Ce qui semblait au départ être un simple différend financier s’est transformé en une affaire judiciaire complexe impliquant des soupçons de trafic de drogue, d’escroquerie et d’usurpation de fonction.
L’enquête a été déclenchée après la plainte d’une femme réclamant le remboursement d’une somme de 500 000 francs CFA qu’elle affirmait avoir prêtée à un homme chargé de récupérer une avance liée à la vente d’un véhicule.
Entendu par les enquêteurs de la Sûreté urbaine du Commissariat central de Rufisque, le mis en cause a toutefois livré une version radicalement différente des faits. Selon lui, l’argent concerné était destiné à financer l’acquisition de drogue de synthèse appelée « Souss », en provenance d’un pays voisin, dans l’optique d’une revente ultérieure.
Lors de la confrontation organisée par les enquêteurs, la plaignante a reconnu l’existence d’un projet illicite, tout en affirmant que le produit concerné était du chanvre indien et non de la drogue de synthèse. Elle a néanmoins contesté tout lien entre ce trafic présumé et le différend financier à l’origine de sa plainte.
Les investigations ont pris une nouvelle tournure avec l’audition d’un troisième protagoniste. Celui-ci a révélé avoir déjà saisi le procureur de la République pour des faits d’escroquerie visant la même femme.

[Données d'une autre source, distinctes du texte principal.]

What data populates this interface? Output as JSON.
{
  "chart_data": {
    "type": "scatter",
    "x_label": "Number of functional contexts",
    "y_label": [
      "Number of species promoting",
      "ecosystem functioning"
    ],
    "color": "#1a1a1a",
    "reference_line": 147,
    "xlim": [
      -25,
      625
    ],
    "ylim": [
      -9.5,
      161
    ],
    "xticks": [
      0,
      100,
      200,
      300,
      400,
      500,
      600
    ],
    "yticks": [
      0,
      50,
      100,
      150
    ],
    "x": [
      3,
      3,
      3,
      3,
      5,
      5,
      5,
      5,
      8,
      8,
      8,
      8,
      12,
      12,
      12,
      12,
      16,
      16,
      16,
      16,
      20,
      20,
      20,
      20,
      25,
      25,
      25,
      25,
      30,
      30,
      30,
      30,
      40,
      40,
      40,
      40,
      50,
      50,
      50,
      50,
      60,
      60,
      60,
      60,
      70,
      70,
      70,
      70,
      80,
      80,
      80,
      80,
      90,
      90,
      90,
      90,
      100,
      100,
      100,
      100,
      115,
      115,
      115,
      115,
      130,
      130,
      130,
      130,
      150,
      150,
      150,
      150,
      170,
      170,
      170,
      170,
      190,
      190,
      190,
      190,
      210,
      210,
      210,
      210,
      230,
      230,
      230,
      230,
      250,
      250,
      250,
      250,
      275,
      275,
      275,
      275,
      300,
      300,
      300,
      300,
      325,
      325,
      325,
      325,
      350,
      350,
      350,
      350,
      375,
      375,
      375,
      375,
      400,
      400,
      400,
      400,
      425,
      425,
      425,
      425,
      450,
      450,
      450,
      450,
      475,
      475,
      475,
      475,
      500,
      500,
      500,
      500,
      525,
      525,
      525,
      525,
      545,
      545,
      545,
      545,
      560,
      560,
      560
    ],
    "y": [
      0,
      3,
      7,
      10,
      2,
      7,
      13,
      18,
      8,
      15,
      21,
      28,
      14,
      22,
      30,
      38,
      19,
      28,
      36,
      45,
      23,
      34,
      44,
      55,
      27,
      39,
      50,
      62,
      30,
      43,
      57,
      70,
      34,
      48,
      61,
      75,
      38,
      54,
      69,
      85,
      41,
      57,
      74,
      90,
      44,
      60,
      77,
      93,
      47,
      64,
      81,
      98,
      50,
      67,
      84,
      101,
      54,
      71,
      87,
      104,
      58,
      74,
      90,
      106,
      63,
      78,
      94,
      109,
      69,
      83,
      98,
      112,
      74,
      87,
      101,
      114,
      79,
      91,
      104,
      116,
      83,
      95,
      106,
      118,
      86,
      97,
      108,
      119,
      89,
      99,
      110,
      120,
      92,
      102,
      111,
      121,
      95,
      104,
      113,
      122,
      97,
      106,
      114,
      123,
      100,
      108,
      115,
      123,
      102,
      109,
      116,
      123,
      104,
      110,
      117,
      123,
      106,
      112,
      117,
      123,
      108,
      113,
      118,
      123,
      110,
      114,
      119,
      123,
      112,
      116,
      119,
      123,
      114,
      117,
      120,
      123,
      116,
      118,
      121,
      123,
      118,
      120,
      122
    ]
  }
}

Selon son témoignage, le principal suspect lui avait présenté cette dernière comme une prétendue capitaine des douanes. Convaincu de traiter avec une responsable de l’administration douanière, il aurait versé au duo une somme totale de 1 555 000 francs CFA.

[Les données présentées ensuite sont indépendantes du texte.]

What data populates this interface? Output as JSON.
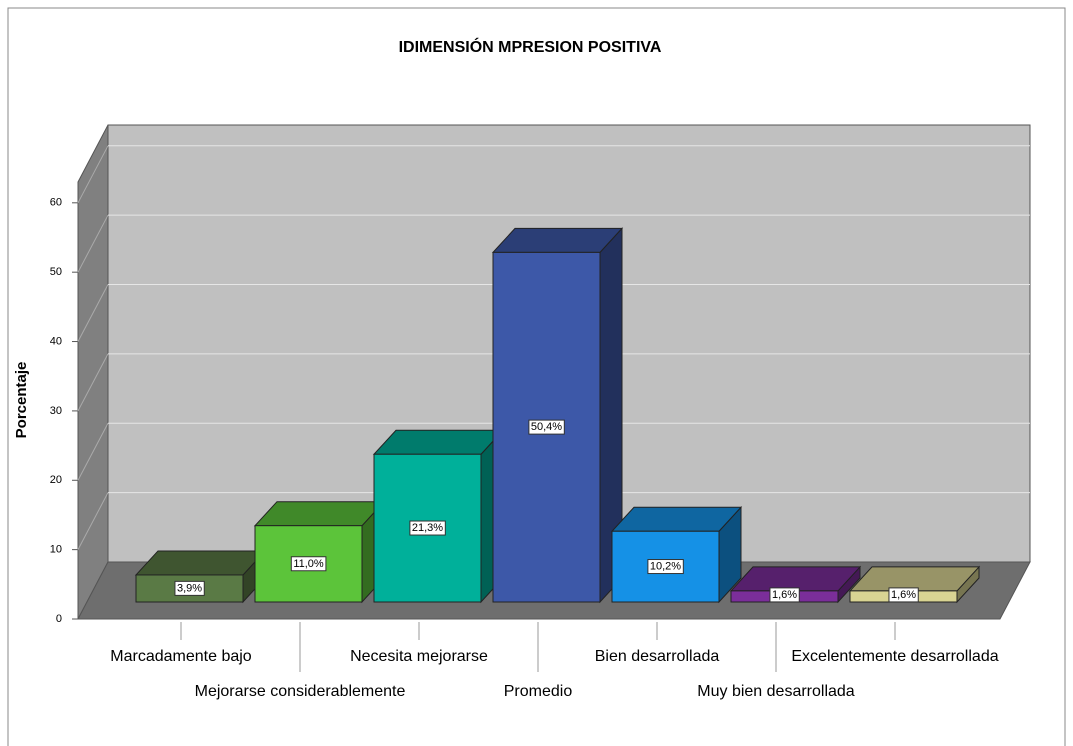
{
  "chart_data": {
    "type": "bar3d",
    "title": "IDIMENSIÓN MPRESION POSITIVA",
    "y_label": "Porcentaje",
    "categories": [
      "Marcadamente bajo",
      "Mejorarse considerablemente",
      "Necesita mejorarse",
      "Promedio",
      "Bien desarrollada",
      "Muy bien desarrollada",
      "Excelentemente desarrollada"
    ],
    "values": [
      3.9,
      11.0,
      21.3,
      50.4,
      10.2,
      1.6,
      1.6
    ],
    "value_labels": [
      "3,9%",
      "11,0%",
      "21,3%",
      "50,4%",
      "10,2%",
      "1,6%",
      "1,6%"
    ],
    "colors": [
      "#5a7a45",
      "#5cc43a",
      "#00b09a",
      "#3d58a8",
      "#1591e6",
      "#7b2e9a",
      "#d9d493"
    ],
    "ylim": [
      0,
      63
    ],
    "yticks": [
      0,
      10,
      20,
      30,
      40,
      50,
      60
    ],
    "grid": true
  }
}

Face aux contradictions relevées et aux éléments recueillis au cours de l’enquête, les deux personnes mises en cause auraient fini par reconnaître leur implication dans les faits reprochés.
À l’issue de la procédure, elles ont été déférées devant le parquet pour association de malfaiteurs, offre et cession de stupéfiants, usurpation de fonction et escroquerie.
Cette affaire illustre une nouvelle fois l’importance des investigations policières qui, à partir d’un signalement apparemment banal, peuvent conduire à la découverte de réseaux criminels plus complexes.